This is not so much a plea of ignorance, but rather me trying to see whether intuitively I actually understand what is going on in group theory. The question asks
What group is $\mathbb{R}/\mathbb{Z}$ isomorphic to?
Thinking about it like a real line which is periodic mod 1, I simply said.

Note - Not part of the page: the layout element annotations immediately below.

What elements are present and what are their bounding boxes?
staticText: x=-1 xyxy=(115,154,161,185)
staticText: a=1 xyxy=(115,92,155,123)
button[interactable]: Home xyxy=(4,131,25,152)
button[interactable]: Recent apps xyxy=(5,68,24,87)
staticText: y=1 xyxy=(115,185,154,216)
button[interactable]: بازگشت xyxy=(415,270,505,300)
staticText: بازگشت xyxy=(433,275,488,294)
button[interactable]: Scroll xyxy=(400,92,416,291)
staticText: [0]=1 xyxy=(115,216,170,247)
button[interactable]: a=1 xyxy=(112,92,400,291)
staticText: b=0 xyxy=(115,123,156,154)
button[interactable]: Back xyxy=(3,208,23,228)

The real numbers mod 1 under addition.
Is this correct? And am I really allowed to be asking such low level questions on MSE?
On
Using the map
$$\begin{cases} \mathbb{R}\to S^1=\{z\in\Bbb C : |z|=1\} \\x\mapsto e^{2\pi i x}\end{cases}$$
we see this is a surjective group homomorphism--the group operation on $S^1$ is multiplication and $e^{z+w}=e^ze^w$--with kernel $\Bbb Z$, hence, by the first isomorphism theorem, we get $S^1$ is isomorphic to $\Bbb R/\Bbb Z$
On
As a divisible group, $G:=\mathbb{R} / \mathbb{Z}$ may be written as a direct sum of Prüfer groups and copies of $\mathbb{Q}$. First we have $$G \simeq \mathrm{Tor}(G) \oplus G/ \mathrm{Tor}(G),$$ where $\mathrm{Tor}(G)$ is the torsion subgroup of $G$. According to one of my previous answer, $$\mathrm{Tor}(G) \simeq \mathbb{Q} / \mathbb{Z} \simeq \bigoplus\limits_{p \in \mathbb{P}} \mathbb{Z} [p^{\infty}].$$ On the other hand, $$G/ \mathrm{Tor}(G) \simeq \mathbb{R} / \mathbb{Q}$$ is a $\mathbb{Q}$-vector space of dimension $2^{\aleph_0}$. Finally, $$\mathbb{R} / \mathbb{Z} \simeq \mathbb{Q}^{(\mathbb{R})} \oplus \bigoplus\limits_{p \in \mathbb{P}} \mathbb{Z} [p^{\infty}].$$
Look at the definition of $\mathbb R/\mathbb Z$: Two elements $a,b\in\mathbb R$ are in the same coset if and only if $a-b\in\mathbb Z$. Now look at the definition of $a\equiv b$ mod $1$, it says that $a=b+k\cdot 1$ for some $k\in\mathbb Z$, which is equivalent to $a-b\in\mathbb Z$. So yes, you can think of $\mathbb R/\mathbb Z$ as "$\mathbb R$ modulo 1".